Tentang Rindu yang Masih Belajar Ikhlas

 Kadang aku bertanya pada diriku sendiri,

mengapa seseorang yang sudah pergi

masih mampu tinggal begitu lama di dalam dada.

Seakan namamu menjadi lorong sunyi

yang selalu kutemui setiap kali malam datang terlalu pelan.


Aku mencoba merelakanmu,

tapi rindu selalu lebih dulu menemukan caranya untuk kembali.

Ia mengetuk pintu hatiku tanpa permisi,

membawa bayanganmu, suaramu, dan semua yang pernah membuatku utuh.

Dan aku, dengan segala kelemahan yang kumiliki,

hanya bisa duduk diam menunggu rasa itu mereda.


Tidak ada yang benar-benar mengajarkanku tentang kehilangan.

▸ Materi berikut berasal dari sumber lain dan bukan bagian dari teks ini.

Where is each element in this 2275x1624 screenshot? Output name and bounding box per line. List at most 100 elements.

Aku hanya belajar dari setiap hening

yang terasa lebih berat sejak kamu tidak ada.

Belajar dari setiap pagi

yang selalu mengingatkanku bahwa hidup terus berjalan

meski aku masih tersangkut pada cerita yang sudah selesai.


Tapi perlahan aku paham,

bahwa tidak semua yang hilang harus kucari,

dan tidak semua yang pecah harus kurekatkan kembali.

Beberapa luka dibiarkan tetap luka,

agar aku bisa mengerti bahwa aku pernah mencintai sedalam itu.


Dan mungkin…

ikhlas memang tidak datang dalam sekali tarikan napas.

Ia datang perlahan,

seperti langit yang belajar terang setelah hujan.

Seperti hati yang belajar pulang

setelah terlalu lama mengejar sesuatu yang tak mengarah pada rumah.


Jika pada akhirnya aku sembuh,

aku ingin mengenangmu tanpa rasa sesak,

tanpa bertanya “mengapa tidak kita saja?”.

Aku hanya ingin tersenyum kecil—

karena pernah ada seseorang yang membuatku jatuh sedalam itu,

dan aku berhasil bangkit tanpa harus membencinya.